Cette question semble un peu naïve de prime abord mais elle peut en réalité être bien plus impactante qu’on ne le pense. « Cela arrive à différents endroits du globe. Dans le canton de Vaud, un restaurant est dans cette situation », relève Denis Flückiger. Dans ce cas, mieux vaut que les centimètres soient du bon côté, non ? « C’est plus complexe que cela. En général, les deux pays ou les deux cantons doivent s’entendre pour définir où le propriétaire doit remplir ses obligations de citoyen comme les impôts. » Une décision qui peut coûter cher sur le plan fiscal notamment. Dans le cas du restaurant, les clients peuvent ainsi prendre le repas en Suisse et s’offrir un petit digestif au bar, en France. Original !

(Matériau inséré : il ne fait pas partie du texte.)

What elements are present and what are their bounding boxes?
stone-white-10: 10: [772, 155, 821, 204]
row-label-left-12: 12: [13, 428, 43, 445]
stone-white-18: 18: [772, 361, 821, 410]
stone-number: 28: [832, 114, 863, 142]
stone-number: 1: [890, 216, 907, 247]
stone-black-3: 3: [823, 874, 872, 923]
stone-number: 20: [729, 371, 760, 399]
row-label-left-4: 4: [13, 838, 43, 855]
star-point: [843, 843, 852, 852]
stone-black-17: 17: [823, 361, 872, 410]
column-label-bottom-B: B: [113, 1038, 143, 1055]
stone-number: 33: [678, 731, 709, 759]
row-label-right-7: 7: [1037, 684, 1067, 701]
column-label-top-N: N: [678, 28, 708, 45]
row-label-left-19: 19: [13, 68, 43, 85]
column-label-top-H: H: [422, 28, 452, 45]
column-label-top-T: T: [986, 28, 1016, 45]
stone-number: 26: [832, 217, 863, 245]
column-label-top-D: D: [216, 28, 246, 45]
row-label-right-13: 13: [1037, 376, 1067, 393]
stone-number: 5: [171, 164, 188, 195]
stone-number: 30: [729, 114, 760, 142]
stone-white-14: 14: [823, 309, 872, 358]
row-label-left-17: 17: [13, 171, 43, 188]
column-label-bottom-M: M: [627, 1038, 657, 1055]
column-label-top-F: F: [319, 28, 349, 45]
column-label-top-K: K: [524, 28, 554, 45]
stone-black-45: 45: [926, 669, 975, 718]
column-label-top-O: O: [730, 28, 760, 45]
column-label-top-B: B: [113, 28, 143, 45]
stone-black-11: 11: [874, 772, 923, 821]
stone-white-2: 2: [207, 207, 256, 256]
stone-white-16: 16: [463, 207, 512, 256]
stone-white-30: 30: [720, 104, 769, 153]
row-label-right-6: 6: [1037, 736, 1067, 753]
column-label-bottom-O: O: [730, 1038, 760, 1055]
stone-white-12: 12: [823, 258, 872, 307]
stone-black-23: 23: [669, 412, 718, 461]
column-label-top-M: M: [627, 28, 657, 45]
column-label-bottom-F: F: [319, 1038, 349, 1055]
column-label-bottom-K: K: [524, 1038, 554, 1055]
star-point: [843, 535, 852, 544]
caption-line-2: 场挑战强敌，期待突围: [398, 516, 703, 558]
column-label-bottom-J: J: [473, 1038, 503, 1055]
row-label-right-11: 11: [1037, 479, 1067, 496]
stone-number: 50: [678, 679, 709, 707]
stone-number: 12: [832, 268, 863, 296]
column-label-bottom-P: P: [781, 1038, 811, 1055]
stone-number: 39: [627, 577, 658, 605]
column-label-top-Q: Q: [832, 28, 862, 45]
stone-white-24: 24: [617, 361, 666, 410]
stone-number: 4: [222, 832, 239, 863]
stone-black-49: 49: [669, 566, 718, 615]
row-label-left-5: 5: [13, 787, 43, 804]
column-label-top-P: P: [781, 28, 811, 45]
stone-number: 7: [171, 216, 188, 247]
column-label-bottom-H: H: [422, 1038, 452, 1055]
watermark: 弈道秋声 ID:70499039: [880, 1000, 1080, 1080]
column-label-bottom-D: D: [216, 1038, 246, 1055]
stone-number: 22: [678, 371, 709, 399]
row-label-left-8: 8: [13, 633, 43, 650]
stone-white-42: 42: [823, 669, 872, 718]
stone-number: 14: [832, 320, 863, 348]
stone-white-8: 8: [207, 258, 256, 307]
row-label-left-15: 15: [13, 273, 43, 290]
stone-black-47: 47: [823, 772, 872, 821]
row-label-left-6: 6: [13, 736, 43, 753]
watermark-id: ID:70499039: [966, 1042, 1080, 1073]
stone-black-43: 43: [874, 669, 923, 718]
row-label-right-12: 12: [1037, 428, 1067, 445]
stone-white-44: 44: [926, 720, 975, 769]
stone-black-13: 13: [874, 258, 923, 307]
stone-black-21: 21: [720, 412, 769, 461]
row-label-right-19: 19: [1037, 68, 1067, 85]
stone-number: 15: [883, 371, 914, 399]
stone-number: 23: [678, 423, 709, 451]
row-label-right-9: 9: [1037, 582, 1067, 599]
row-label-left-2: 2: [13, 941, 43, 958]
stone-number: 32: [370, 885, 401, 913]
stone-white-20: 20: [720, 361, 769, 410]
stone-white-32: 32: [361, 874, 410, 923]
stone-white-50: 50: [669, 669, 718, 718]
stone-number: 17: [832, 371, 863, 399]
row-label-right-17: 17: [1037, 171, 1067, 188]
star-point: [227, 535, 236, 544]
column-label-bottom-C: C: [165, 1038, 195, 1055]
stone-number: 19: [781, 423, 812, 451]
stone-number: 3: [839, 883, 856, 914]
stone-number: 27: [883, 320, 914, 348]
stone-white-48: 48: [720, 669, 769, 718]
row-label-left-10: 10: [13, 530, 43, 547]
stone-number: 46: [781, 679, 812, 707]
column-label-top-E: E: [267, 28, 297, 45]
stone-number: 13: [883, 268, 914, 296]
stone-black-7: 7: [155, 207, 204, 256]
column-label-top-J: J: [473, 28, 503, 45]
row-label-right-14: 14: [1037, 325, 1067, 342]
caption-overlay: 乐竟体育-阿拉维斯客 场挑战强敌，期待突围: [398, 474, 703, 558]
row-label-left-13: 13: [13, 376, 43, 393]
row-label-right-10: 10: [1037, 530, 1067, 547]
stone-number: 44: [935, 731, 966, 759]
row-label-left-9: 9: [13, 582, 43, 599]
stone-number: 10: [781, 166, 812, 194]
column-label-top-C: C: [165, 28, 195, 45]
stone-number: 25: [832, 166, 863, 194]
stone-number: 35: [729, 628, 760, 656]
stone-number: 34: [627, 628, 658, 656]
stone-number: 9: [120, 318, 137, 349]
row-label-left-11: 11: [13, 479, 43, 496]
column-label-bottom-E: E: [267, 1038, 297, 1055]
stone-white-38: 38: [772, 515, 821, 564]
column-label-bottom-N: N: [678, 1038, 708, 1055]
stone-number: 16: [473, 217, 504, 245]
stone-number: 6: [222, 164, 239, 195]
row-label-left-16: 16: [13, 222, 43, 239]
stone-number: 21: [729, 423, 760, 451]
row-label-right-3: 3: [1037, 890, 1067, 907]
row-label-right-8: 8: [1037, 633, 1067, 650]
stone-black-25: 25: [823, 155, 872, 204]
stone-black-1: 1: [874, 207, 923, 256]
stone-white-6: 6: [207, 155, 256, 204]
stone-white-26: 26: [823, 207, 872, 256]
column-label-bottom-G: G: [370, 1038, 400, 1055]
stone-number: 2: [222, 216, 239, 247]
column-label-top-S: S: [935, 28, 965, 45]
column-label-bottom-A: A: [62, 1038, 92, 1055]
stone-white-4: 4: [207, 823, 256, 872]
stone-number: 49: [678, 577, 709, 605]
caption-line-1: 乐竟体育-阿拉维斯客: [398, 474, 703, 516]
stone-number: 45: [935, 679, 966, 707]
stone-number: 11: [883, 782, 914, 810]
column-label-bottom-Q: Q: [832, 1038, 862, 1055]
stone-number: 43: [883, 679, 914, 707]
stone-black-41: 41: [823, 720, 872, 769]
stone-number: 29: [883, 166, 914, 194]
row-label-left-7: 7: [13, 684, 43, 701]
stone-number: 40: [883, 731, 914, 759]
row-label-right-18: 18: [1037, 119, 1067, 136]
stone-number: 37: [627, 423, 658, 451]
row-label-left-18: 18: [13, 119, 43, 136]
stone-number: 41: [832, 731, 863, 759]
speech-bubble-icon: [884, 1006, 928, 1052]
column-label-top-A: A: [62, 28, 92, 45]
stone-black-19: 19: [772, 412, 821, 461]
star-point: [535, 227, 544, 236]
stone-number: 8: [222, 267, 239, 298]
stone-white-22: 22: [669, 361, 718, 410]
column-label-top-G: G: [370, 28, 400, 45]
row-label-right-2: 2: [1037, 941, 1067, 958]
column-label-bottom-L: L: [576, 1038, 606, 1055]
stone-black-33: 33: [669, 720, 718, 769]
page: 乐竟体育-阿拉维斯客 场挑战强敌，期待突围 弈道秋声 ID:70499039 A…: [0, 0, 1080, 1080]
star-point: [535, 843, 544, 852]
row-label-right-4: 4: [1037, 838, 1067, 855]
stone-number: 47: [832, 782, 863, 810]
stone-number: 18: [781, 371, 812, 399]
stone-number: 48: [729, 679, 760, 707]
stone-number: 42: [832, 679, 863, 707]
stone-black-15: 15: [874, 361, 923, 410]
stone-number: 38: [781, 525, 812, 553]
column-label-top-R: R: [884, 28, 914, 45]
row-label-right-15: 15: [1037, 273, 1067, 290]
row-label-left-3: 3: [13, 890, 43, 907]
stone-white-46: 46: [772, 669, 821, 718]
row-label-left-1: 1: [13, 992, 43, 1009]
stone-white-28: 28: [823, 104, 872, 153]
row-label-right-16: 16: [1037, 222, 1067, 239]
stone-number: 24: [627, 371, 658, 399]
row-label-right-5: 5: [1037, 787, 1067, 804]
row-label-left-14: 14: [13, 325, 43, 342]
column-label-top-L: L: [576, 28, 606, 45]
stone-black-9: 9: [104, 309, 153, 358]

Gaza, Ukraine, Taïwan : quand un pays dépasse les bornes !
Pour pouvoir figer une borne dans l’espace, il est nécessaire que deux parties s’entendent. Cela paraît simple sur le papier mais c’est parfois bien plus complexe dans la réalité. Le conflit n’est jamais bien loin dans certaines régions. Il peut venir pour une question de partage de territoire entre deux peuples, comme à Gaza. Il peut aussi découler de la volonté de souveraineté d’un peuple comme en Catalogne ou en Corse. Cela se complique encore quand un autre pays prétend avoir des droits sur une région indépendante comme c’est le cas entre Taïwan et la Chine. Parfois, les tensions remontent à beaucoup plus loin. C’est ce qui se passe avec la Russie, qui, sous prétexte de revenir aux anciennes frontières de l’URSS, souhaite reconquérir l’Ukraine (et potentiellement d’autres pays baltes ensuite). Mais nul besoin de partir si loin pour tomber sur des cas complexes de gestion du territoire. Il suffit par exemple de se pencher sur celui du Vitiau. Cet endroit stratégique se situe entre trois territoires : le Pays de Vaud, le canton de Neuchâtel et la France. La frontière n’a pas été très claire à une certaine époque puisqu’elle a bougé de 200 mètres. Des tensions sont alors apparues, ce qui a conduit à ce qu’on appelle « le séquestre du Vitiau ». Certaines personnes ont tenté de déplacer les trois pierres qui faisaient office de frontière pendant la nuit, intensifiant encore l’électricité entre les parties. En 1598, un homme a même été tué à coup d’arquebuse en raison, probablement, d’un désaccord sur l’exploitation de la forêt.